Tired of your landlord? A student cooperative could be the answer
The Guardian presented an article about university students are teaming up to take on the private rental market with a fairer solution to student housing
Are you tired of dealing with landlords? The questionable plumbing skills, the endless ignored requests to have that grim shower curtain replaced, the battle to get your deposit returned?
For students in the UK, riding the rental rollercoaster is considered an unavoidable part of the university experience, and the ups and downs don’t come cheap. The National Union of Students (NUS) reports that English students can expect to pay £4,834 a year in rent; in London the average student shells out £6,143.
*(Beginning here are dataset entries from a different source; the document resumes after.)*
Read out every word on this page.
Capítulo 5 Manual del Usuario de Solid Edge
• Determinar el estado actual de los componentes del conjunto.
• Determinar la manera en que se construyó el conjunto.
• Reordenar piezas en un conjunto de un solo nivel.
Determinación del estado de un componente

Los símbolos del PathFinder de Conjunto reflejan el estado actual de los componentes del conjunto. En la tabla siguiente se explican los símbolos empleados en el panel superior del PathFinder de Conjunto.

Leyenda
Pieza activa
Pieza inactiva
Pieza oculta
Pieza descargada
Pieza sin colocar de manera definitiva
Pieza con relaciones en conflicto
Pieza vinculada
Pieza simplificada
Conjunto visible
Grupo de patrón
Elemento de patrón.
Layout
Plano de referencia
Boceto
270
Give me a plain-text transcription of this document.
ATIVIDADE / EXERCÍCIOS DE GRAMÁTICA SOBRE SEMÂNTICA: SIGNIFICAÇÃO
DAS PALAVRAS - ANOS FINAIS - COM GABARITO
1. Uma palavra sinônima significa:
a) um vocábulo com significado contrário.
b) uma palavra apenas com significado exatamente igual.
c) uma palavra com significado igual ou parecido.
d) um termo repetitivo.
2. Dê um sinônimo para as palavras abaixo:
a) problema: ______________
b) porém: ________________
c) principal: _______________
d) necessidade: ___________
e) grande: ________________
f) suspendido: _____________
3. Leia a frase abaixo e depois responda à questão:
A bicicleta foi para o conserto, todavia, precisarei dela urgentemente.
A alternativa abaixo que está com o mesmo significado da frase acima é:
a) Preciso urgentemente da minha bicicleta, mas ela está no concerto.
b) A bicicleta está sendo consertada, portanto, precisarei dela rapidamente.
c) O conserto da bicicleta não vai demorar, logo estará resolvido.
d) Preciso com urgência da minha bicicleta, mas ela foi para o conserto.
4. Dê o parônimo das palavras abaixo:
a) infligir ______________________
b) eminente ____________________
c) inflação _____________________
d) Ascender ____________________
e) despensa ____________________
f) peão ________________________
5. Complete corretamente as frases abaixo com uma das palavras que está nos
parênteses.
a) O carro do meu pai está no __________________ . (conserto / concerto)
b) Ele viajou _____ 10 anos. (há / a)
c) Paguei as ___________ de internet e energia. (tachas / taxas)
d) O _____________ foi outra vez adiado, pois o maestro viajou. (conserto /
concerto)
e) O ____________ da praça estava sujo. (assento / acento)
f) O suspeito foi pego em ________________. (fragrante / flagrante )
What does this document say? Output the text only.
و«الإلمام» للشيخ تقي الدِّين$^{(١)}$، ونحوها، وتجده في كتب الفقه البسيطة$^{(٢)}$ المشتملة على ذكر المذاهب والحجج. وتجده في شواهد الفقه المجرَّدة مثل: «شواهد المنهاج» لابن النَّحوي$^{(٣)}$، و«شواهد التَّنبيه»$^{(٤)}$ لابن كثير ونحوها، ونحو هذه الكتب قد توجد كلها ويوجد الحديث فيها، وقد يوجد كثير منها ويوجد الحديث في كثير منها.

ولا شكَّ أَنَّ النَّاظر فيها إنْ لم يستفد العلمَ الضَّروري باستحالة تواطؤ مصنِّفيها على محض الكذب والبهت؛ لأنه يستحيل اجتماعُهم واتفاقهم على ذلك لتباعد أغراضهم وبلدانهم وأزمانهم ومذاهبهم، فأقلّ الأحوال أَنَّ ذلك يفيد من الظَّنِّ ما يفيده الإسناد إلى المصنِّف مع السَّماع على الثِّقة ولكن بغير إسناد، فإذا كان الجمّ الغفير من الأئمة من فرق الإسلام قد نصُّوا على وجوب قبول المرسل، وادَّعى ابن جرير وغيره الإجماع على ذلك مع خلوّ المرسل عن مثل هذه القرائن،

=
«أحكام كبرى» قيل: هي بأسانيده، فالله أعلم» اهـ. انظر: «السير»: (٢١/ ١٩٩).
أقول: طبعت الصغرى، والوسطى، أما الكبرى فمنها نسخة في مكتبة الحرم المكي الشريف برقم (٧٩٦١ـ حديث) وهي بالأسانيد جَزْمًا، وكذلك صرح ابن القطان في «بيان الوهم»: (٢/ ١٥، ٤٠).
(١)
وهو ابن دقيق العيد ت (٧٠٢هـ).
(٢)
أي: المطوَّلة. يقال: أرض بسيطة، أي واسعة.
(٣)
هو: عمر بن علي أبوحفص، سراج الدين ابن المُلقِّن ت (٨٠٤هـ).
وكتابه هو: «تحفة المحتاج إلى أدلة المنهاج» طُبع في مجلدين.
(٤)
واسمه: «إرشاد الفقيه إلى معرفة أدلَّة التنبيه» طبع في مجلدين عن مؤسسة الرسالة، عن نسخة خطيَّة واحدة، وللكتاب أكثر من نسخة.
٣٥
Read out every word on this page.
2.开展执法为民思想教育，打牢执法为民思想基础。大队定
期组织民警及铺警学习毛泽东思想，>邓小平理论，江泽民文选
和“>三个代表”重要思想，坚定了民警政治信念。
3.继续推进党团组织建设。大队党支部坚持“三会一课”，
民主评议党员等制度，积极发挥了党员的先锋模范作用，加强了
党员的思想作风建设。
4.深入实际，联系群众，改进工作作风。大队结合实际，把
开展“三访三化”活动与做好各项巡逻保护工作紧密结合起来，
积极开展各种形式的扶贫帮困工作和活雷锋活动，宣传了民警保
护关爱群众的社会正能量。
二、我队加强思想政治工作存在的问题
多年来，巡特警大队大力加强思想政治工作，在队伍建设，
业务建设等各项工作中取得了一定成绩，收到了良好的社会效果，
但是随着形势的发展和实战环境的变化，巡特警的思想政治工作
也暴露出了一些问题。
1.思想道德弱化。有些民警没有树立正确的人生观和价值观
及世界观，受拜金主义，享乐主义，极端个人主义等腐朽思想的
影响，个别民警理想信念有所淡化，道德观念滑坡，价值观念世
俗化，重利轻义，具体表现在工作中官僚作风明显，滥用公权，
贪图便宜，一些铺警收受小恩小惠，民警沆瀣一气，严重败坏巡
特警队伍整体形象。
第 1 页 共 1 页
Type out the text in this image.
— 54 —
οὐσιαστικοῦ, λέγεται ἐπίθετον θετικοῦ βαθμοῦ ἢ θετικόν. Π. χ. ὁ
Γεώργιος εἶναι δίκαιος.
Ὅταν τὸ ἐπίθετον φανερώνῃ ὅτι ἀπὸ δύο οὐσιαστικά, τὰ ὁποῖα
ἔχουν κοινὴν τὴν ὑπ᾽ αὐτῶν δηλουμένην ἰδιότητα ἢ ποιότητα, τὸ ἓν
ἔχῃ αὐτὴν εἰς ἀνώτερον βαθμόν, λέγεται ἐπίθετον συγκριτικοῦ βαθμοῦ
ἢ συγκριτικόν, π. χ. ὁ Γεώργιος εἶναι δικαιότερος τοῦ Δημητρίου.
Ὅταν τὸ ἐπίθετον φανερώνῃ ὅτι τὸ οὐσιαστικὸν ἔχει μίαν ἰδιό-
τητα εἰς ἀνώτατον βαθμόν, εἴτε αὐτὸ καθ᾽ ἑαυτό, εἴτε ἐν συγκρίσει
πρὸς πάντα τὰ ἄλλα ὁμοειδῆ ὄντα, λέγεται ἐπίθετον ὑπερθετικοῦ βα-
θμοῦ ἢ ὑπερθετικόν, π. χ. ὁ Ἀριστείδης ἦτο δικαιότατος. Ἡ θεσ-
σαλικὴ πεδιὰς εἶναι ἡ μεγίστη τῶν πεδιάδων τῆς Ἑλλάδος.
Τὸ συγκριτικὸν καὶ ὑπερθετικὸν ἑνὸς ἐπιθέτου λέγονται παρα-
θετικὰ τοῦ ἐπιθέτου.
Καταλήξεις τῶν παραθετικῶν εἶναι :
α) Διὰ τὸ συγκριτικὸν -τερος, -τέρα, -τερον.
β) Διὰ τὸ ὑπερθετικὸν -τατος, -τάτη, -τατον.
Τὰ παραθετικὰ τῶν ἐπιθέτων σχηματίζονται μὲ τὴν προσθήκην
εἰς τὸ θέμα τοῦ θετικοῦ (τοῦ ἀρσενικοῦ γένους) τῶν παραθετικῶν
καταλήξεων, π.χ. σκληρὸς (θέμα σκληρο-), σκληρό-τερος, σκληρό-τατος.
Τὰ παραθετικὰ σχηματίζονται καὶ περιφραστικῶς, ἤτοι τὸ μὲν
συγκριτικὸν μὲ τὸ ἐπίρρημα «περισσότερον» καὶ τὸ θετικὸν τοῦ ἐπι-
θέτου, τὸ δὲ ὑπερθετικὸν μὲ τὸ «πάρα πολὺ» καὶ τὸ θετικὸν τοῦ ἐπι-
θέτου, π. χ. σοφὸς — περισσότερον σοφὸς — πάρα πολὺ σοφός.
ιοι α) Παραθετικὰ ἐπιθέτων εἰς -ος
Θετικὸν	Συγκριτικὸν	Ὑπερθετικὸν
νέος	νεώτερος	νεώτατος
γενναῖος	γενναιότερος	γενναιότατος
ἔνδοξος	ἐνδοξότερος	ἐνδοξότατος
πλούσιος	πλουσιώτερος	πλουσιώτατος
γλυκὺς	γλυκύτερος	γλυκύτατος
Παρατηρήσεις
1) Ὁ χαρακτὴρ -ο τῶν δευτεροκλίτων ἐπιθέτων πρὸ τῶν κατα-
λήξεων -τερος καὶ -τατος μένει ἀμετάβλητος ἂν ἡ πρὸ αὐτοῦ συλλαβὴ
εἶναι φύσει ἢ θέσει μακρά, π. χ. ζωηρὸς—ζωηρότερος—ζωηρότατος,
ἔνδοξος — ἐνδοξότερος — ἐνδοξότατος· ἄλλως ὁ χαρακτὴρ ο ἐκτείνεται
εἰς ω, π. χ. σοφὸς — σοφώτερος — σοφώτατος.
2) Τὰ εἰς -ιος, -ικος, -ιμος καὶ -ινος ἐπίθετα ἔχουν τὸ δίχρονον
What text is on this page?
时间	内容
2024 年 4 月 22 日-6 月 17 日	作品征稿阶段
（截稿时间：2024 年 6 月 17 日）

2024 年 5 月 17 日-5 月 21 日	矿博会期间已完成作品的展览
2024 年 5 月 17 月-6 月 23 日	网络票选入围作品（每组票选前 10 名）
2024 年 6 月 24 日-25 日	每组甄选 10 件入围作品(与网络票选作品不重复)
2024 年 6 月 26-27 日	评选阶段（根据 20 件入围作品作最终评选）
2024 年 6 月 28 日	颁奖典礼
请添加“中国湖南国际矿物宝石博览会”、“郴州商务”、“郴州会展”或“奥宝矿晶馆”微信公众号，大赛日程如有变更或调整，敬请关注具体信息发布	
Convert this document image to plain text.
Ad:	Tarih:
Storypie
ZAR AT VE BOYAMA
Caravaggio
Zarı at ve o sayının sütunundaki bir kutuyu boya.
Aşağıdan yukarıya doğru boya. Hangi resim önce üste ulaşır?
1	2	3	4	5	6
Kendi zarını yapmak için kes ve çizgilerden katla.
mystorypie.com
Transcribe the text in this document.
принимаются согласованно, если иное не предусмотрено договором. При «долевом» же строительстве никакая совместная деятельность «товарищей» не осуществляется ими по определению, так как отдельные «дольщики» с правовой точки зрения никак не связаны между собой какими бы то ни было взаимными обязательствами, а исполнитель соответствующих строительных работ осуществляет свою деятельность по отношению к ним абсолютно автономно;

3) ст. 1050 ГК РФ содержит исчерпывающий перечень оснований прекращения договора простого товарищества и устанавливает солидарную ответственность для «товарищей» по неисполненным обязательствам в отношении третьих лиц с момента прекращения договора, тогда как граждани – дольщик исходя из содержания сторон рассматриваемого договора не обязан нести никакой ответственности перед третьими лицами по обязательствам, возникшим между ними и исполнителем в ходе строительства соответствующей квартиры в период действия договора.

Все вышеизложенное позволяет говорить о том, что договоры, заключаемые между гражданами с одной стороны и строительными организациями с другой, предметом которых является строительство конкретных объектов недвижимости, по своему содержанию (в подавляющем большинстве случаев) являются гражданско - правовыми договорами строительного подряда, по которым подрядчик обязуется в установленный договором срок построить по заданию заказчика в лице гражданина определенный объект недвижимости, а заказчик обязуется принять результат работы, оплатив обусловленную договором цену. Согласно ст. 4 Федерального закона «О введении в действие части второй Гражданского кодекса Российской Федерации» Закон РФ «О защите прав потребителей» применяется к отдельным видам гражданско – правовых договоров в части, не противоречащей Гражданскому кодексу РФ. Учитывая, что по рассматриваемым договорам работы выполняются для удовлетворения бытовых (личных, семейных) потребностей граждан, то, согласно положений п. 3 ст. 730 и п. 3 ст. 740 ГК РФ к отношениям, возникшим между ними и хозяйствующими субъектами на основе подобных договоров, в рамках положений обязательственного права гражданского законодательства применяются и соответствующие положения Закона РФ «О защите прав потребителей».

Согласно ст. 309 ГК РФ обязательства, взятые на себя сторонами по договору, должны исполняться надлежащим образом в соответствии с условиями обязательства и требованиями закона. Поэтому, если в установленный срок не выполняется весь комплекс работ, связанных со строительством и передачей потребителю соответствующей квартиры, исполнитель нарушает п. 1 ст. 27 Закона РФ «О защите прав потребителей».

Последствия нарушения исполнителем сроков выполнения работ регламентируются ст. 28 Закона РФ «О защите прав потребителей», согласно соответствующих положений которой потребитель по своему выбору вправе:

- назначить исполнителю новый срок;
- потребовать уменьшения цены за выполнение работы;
Gordon Maloney, president of NUS Scotland says: "From charging illegal fees, to withholding deposits for spurious reasons, and worse, far too many tenants still find themselves in an unequal and unfair position."
There could soon be an alternative. Across the UK, student housing cooperatives are emerging as a way for students to bypass landlords and take control of their own accommodation.
In a housing cooperative, each tenant is also a shareholder and has an interest in building and maintaining the property as a communal space. It’s a model that’s been used across the pond for decades, and student activists are hoping that they can repeat the success of housing cooperatives in California and Canada over here.
Most housing co-ops are small and have maybe a dozen tenants, but projects like the Berkeley student cooperative in the US house hundreds. Cooking is done communally, and essential maintenance duties are also performed by students. Many cooperatives operate on a democratic basis, with decisions about matters large and small – from which colour to repaint a wall to how the cooperative invests any profits – voted on by its members. The result is rather like a student-run halls of residence.